MARSHALL, Mich. (WOOD) — Abracadabra! Alakazam! The American Museum of Magic welcomes you to “explore the wonder of it all.”
The museum, at 107 E. Michigan Ave. near S. Jefferson Street in Marshall, opened on April Fools’ Day in 1978, run by retired Detroit-area journalist Bob Lund and his wife Elaine.
“For many years … they ran the museum as their own museum,” museum director Sara Schultz said. “…Upon their deaths, they decided that the museum would go into the hands of a nonprofit.”
In 2006, the American Museum of Magic nonprofit was born.
The museum covers early magic history to modern magicians and features more than 3,000 posters and artifacts.
“We have a book called ‘The Discoverie of Witchcraft.’ We own a first edition that was printed in 1534,” Schultz said. “It’s regarded as the first magic book in print.”
The book explains how some magic tricks are done and shows that people don’t have supernatural powers.
“In 1600, the king of England actually ordered the book banned and any copies to be burned. So it’s also one of the rarest books in magic,” Schultz said.
The museum has an exhibit dedicated to escape artist Harry Houdini that features some of his props, like a crate for underwater crate escapes.

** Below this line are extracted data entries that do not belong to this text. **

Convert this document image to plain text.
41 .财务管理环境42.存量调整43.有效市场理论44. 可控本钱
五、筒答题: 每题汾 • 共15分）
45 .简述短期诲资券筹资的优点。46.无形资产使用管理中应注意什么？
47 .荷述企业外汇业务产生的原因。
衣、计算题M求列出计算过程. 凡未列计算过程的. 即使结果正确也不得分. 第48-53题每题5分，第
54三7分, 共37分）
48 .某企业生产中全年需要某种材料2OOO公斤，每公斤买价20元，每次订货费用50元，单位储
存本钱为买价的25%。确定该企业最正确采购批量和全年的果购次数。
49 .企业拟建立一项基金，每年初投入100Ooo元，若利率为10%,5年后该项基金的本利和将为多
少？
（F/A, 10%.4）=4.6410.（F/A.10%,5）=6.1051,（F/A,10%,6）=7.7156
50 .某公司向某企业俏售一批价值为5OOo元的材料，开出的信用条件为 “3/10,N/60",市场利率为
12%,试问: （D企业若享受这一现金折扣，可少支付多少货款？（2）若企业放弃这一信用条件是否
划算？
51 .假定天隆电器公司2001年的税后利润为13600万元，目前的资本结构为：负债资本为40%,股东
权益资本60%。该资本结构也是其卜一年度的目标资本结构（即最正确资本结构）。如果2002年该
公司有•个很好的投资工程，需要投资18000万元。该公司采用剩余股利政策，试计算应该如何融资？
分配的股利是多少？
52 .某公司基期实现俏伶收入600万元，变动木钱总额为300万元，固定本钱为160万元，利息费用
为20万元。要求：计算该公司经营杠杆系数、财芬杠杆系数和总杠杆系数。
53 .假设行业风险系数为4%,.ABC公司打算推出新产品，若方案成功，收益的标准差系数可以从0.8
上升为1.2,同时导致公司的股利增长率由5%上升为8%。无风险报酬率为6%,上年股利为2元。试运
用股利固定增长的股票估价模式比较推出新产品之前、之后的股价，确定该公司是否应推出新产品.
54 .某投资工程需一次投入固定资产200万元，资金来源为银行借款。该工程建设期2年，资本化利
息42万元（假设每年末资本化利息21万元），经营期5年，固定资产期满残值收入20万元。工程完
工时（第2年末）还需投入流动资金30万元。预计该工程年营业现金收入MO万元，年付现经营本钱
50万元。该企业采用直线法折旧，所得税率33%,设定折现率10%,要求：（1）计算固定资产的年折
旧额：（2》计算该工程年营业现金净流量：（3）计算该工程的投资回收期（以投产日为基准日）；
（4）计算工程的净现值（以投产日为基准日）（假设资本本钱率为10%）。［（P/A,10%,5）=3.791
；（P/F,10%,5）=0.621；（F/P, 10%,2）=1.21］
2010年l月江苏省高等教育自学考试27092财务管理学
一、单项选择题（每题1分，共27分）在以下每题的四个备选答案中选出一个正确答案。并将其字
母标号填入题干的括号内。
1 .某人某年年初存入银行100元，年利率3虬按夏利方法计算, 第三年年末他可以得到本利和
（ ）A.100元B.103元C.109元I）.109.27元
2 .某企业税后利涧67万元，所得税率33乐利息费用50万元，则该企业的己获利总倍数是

“We also have a … large blown-up milk can that would be filled up with water and Harry Houdini would be handcuffed and he would then go inside the milk can and the milk can would be locked shut. Houdini would escape from that,” Schultz said.
For those wanting to try their hand at some illusions, the museum has a stage called the Magicbox Theater with a few gimmick tricks that guests can attempt.
“Adults and kids are welcome to go up on that stage and try their hand at a few magic tricks,” Schultz said. “…We’ll even show kids how to do a few little magic tricks there like ball and vase and a coin slider and they’ll put on little magic shows for their families.”
In the summer, the museum holds a Saturday Magic Show Series at 1 p.m. The cost is included with admission.
“Live magic, there’s just no substitute for it. It’s not the same as watching it on TV,” Schultz said.
In addition to the museum space, the nonprofit has a library with 10,000 books and archive space.
The museum is open from April to November on Wednesdays through Saturdays from 10 a.m. to 4 p.m. and Sundays from noon to 4 p.m. It is open by appointment from December through March. Admission is $5 for adults, $3.50 for kids and up kids under the age of 5 are free.